P was an intelligent and indomitable woman. I first met her at the drug and alcohol support group that PW used to run a few years ago. I remember her telling the story of how she first beat her addiction and then, with her partner and two children drove a Panda from Catania to London to start a new life.

But it couldn’t be… In spite of the fact that medications was available, and she was in London getting great medical care, her body kept having adverse reactions to all the drugs she was put on. She also had Hepatitis C and her liver slowly gave up. One morning I went to visit her in hospital with a big bunch of flowers and the nurse told me she had passed away two days earlier.

I had to get in contact with the family back in Sicily and the Italian Embassy to arrange the funeral. This is where the shocking part of the story begins. The family didn’t want to know. They asked what the cheapest way to bury her was. In the end through the Embassy and the Hospital, we arranged to have her cremated and to send the ashes to Italy. At her funeral there was only two of us PW workers.
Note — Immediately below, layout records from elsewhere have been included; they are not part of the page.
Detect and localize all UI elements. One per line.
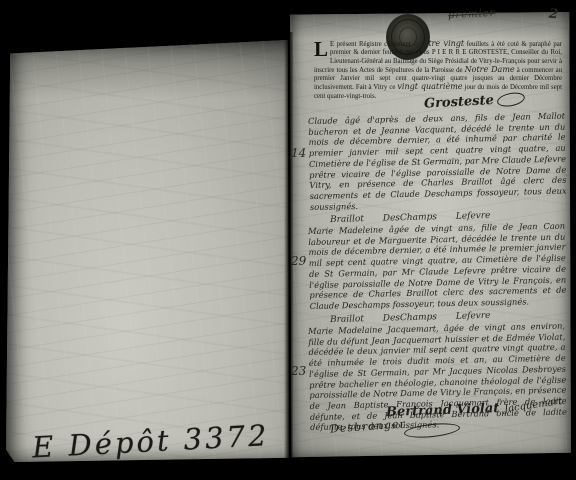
entry-text: Marie Madeleine âgée de vingt ans, fille… (308, 221, 567, 312)
burial-entries: 14 Claude âgé d'après de deux ans, fils … (308, 116, 565, 434)
scanned-register-page: E Dépôt 3372 premier 2 LE présent Régist… (0, 0, 576, 480)
paper-texture (6, 40, 289, 462)
printed-text: E présent Régistre contenant (330, 41, 413, 48)
page-number: 2 (548, 7, 559, 23)
witness-signature: Bertrand Violat (386, 401, 500, 420)
drop-cap: L (314, 41, 328, 58)
witness-signature: Desbranger (330, 417, 406, 435)
bottom-signatures: Desbranger Bertrand Violat Jacquemart (308, 400, 566, 450)
entry-text: Claude âgé d'après de deux ans, fils de … (308, 111, 567, 213)
margin-number: 14 (291, 146, 306, 160)
signature-paraph (496, 91, 526, 109)
book-gutter-shadow (284, 32, 293, 460)
signature-flourish (403, 421, 460, 440)
burial-entry: 14 Claude âgé d'après de deux ans, fils … (308, 116, 565, 222)
handwritten-insert-day: vingt quatrième (397, 82, 462, 91)
margin-number: 29 (291, 254, 306, 268)
archive-depot-mark: E Dépôt 3372 (31, 417, 282, 464)
handwritten-insert-folios: quatre vingt (413, 39, 464, 48)
printed-register-header: LE présent Régistre contenant quatre vin… (314, 40, 562, 101)
burial-entry: 29 Marie Madeleine âgée de vingt ans, fi… (308, 226, 565, 322)
handwritten-insert-parish: Notre Dame (465, 65, 515, 74)
margin-number: 23 (291, 364, 306, 378)
left-page: E Dépôt 3372 (6, 40, 289, 462)
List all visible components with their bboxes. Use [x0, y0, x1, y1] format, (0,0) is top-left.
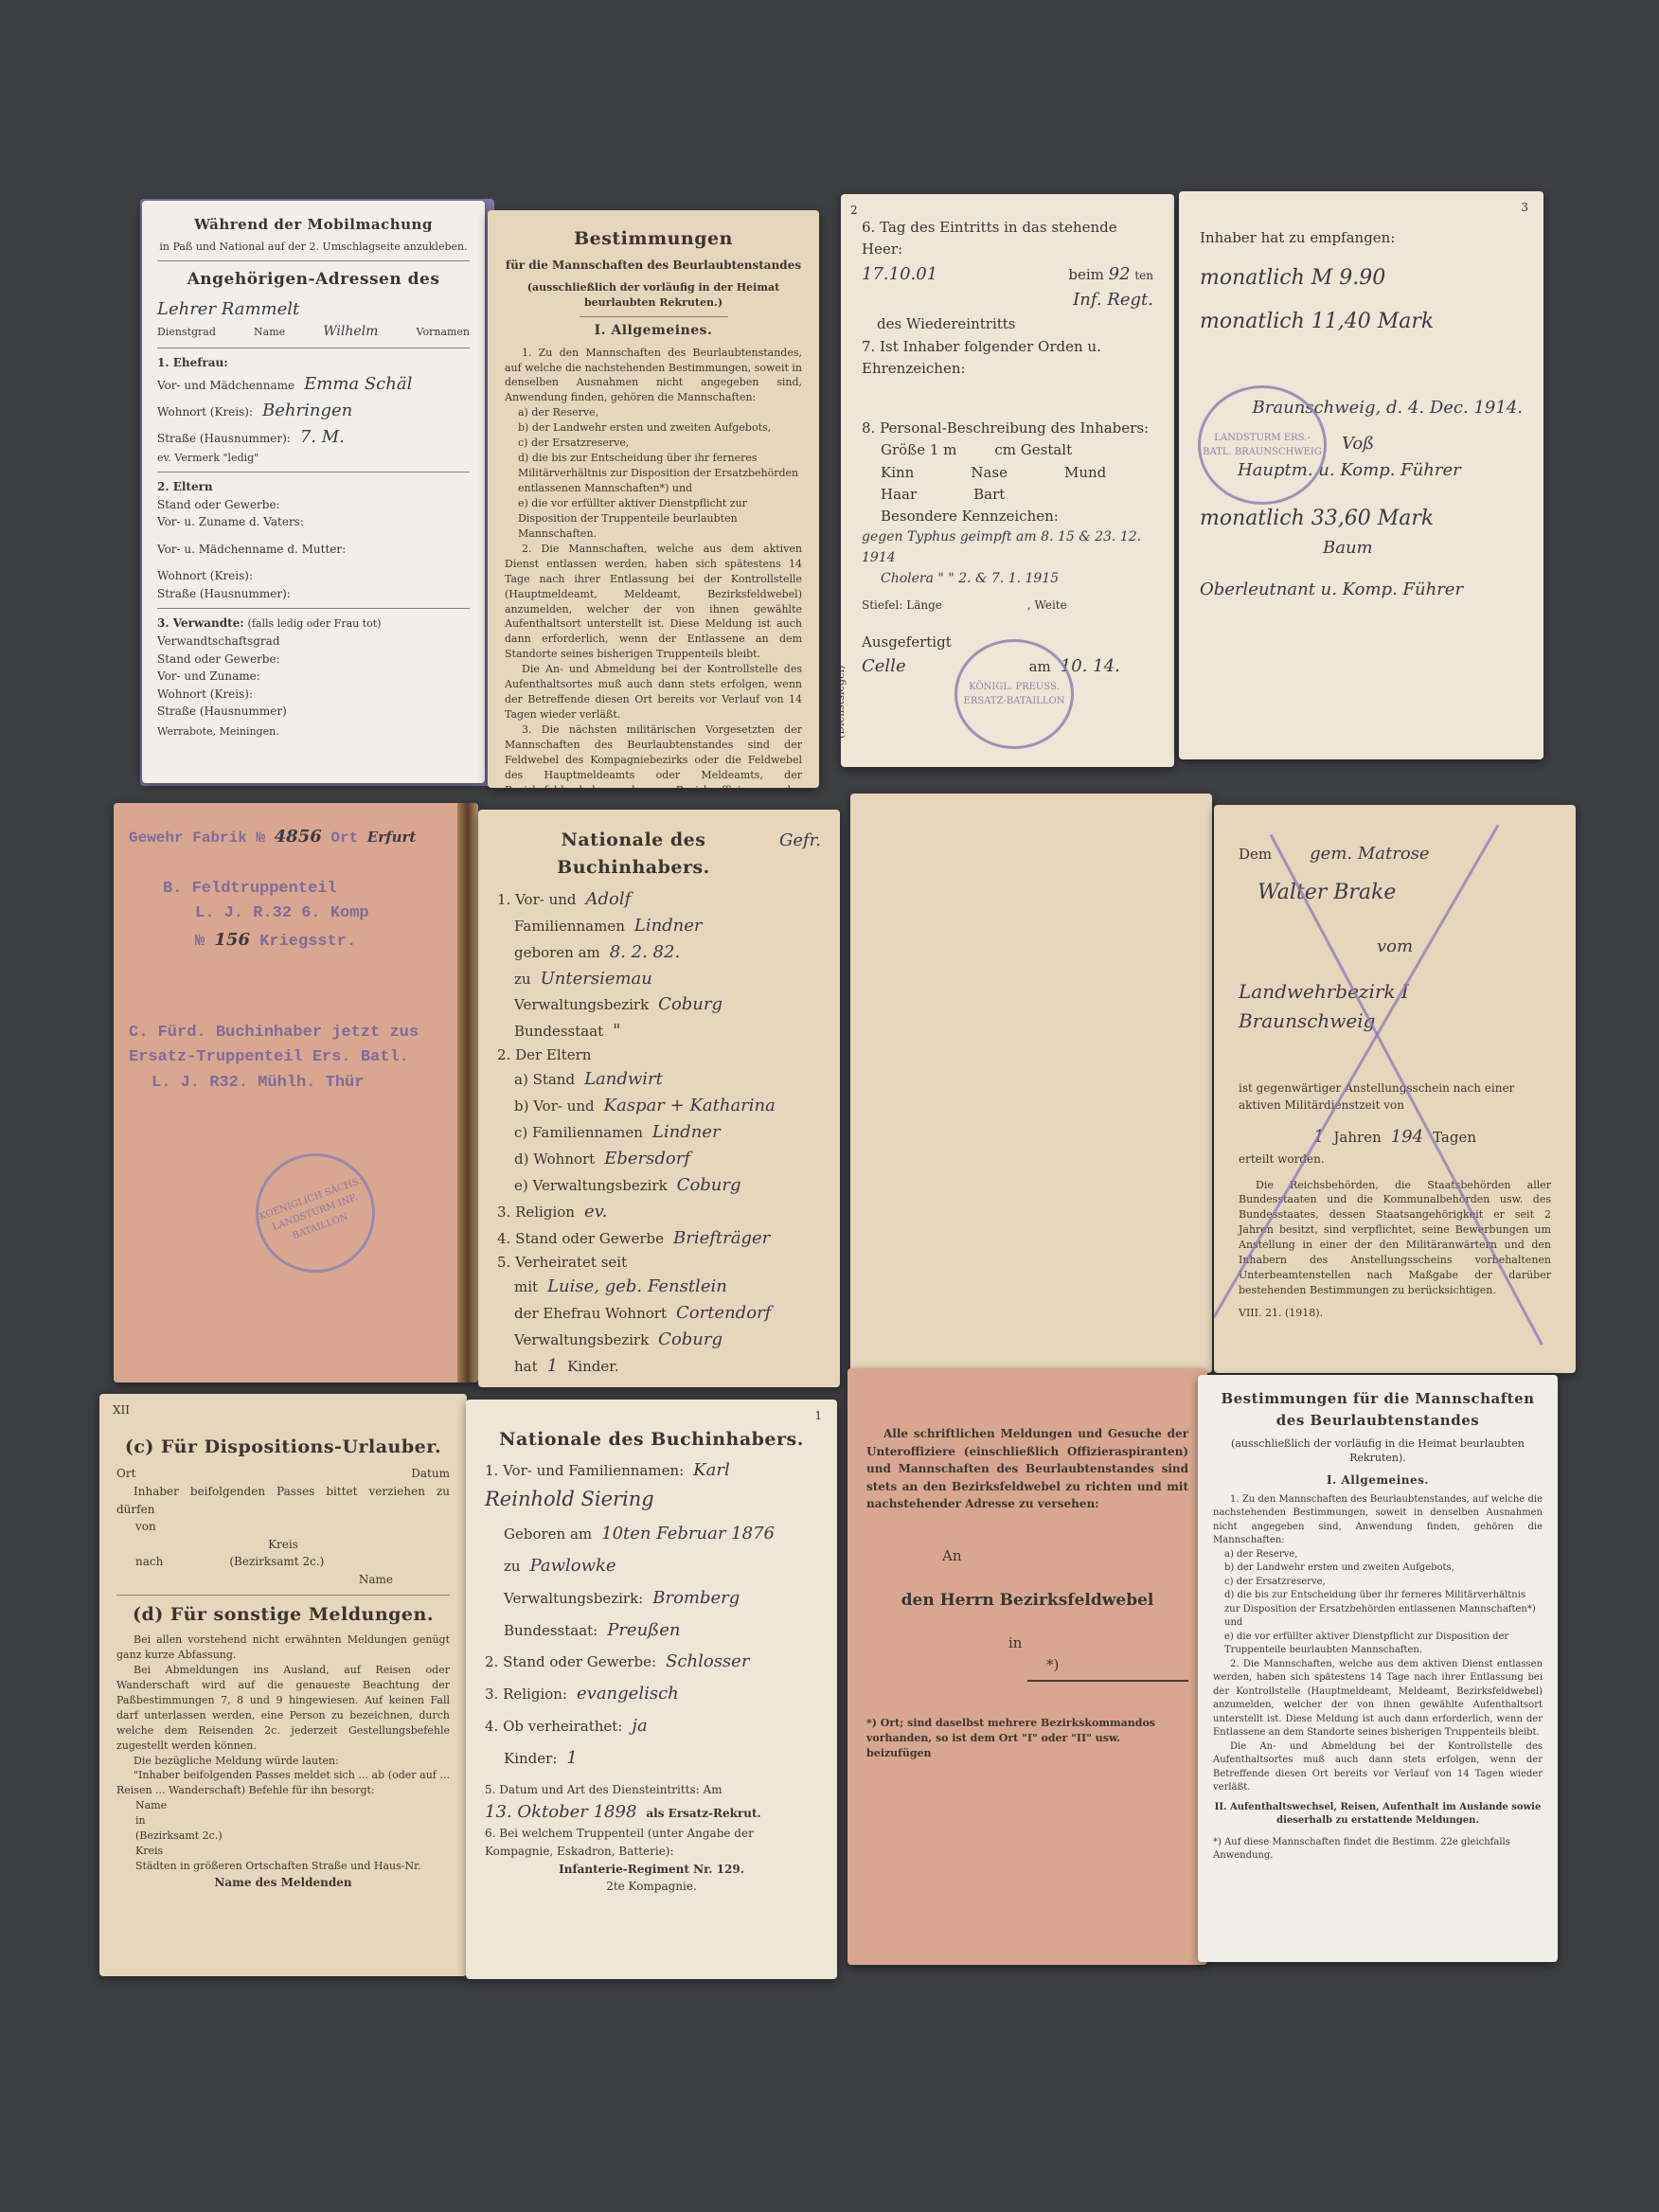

Not even her children, who had been returned to their grand parents in Sicily when P health had deteriorated, were allowed to come and say good by to their mum. I knew her family was quite well off, so it wasn’t a lack of money that was stopping them. But P had also told me how the fact that she had been a junky and on top of this also HIV+ made her mother and father disown her. As an Italian, knowing how close are our families, and how important ceremonies like funerals are, especially in the South, I was shocked and numbed by the awful reality that nobody had come to the funeral of this young woman, because she died of something unmentionable: AIDS.

The Anglican priest who officiated the service asked if I wanted to sprinkle some blessed water on the coffin, and so I did, while tears streamed on my chicks. This was the saddest funeral I ever went to.